A tough and complex decision

A tough and complex decision

Greece has an important decision to make over the next couple of months regarding its planned purchase of frigates for the navy. It is a move that comes in the wake of the decision to upgrade F-16 fighter jets, acquire Rafale jets and handle a number of long-festering wounds. At the same time, the country is also implementing decisions such as that for a special forces joint command that has been under discussion since the 1996 Imia crisis. This all represents the first time in many years that things are moving in the area of defense, which had fallen behind because of the deep economic crisis.

The decision for the frigates is a tough and complex one. If Greece were a typical “client,” it would examine the offers submitted by different countries and firms, weigh the cost and make a decision. We are not a typical client, though, but a country facing threats and with much to weigh before making a choice. One of the theories, for example, is that “shopping” from a big power entails an “insurance contract” against Turkey. This could come in the form of certain guarantees or a “weapon” that would allow Greece to bring some balance to the Aegean and the Eastern Mediterranean. It is a demanding equation that calls for serious and exhaustive negotiations.
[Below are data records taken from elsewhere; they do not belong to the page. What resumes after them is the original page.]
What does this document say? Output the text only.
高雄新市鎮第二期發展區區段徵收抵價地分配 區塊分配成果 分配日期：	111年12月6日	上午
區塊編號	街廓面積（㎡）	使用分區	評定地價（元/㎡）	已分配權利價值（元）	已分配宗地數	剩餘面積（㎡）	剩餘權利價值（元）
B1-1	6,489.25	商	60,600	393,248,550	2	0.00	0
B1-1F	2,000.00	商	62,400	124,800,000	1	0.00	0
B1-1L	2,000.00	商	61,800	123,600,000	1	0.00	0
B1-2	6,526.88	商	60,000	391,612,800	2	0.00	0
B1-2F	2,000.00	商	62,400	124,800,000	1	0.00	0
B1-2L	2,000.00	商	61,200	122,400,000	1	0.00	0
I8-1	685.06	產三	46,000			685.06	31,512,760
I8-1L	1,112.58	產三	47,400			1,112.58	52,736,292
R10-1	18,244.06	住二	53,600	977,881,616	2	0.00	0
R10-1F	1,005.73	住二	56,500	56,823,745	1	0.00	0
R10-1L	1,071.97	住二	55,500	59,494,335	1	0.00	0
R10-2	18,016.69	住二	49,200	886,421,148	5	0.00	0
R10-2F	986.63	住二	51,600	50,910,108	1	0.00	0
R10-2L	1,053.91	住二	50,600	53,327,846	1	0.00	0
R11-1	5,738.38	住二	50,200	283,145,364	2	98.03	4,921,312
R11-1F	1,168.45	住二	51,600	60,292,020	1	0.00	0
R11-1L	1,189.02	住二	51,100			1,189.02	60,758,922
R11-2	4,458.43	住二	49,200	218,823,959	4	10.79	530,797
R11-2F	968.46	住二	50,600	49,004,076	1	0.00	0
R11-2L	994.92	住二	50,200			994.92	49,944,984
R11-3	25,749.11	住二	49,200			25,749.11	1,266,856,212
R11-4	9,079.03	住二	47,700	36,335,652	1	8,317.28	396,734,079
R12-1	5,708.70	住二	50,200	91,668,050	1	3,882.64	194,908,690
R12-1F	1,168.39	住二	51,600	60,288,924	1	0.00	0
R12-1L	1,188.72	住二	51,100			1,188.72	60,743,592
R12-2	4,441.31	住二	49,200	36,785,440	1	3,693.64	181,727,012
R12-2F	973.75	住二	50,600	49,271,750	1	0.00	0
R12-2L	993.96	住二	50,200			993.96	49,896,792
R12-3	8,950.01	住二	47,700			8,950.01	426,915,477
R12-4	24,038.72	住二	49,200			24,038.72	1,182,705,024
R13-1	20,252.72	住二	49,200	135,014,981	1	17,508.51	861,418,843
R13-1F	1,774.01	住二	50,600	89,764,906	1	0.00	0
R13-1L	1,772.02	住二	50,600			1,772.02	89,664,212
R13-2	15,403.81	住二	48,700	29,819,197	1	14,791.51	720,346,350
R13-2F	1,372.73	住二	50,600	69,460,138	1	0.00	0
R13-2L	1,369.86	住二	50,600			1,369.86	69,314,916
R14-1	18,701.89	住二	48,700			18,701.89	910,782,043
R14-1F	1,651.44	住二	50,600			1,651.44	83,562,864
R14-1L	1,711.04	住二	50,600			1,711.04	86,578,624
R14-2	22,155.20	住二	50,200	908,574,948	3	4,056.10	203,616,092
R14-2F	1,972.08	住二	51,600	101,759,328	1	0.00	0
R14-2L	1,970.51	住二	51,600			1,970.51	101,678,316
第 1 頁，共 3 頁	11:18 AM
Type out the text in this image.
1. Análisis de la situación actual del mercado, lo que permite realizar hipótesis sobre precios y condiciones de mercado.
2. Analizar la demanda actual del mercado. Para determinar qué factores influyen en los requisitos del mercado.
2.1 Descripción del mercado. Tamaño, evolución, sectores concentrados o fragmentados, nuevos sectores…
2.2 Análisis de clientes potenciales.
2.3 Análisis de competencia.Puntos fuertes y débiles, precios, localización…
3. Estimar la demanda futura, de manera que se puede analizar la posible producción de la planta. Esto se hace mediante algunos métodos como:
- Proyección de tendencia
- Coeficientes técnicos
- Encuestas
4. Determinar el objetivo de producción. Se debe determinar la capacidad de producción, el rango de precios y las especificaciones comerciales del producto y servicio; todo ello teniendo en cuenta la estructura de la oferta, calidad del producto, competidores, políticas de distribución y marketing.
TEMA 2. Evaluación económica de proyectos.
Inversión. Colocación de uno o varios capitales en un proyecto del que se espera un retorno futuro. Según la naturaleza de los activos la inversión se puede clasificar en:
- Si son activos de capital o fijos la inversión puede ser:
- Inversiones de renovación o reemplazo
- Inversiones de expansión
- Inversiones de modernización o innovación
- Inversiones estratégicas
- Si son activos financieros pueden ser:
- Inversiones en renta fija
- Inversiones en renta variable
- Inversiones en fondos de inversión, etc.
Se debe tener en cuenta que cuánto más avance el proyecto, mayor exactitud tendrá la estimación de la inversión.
The choice between a “simple” or a “geopolitical” solution is equally hard.

The second issue concerns how soon the new frigates will be ready and whether there’s an interim solution until then, such as used ships that would be able to bolster Greece’s fleet at once.

In bigger countries, discussions on such major decisions are held out in the open, in the public sphere, and the fact that this is also the case in Greece right now is very positive. Citizens demand to know what the choices are and where their taxes are going. But the decision ultimately rests with those who have manned the Greek seas under such difficult conditions. They know what they need and how to use it. Their input, in combination with the government’s political and diplomatic considerations, will shape the final choice.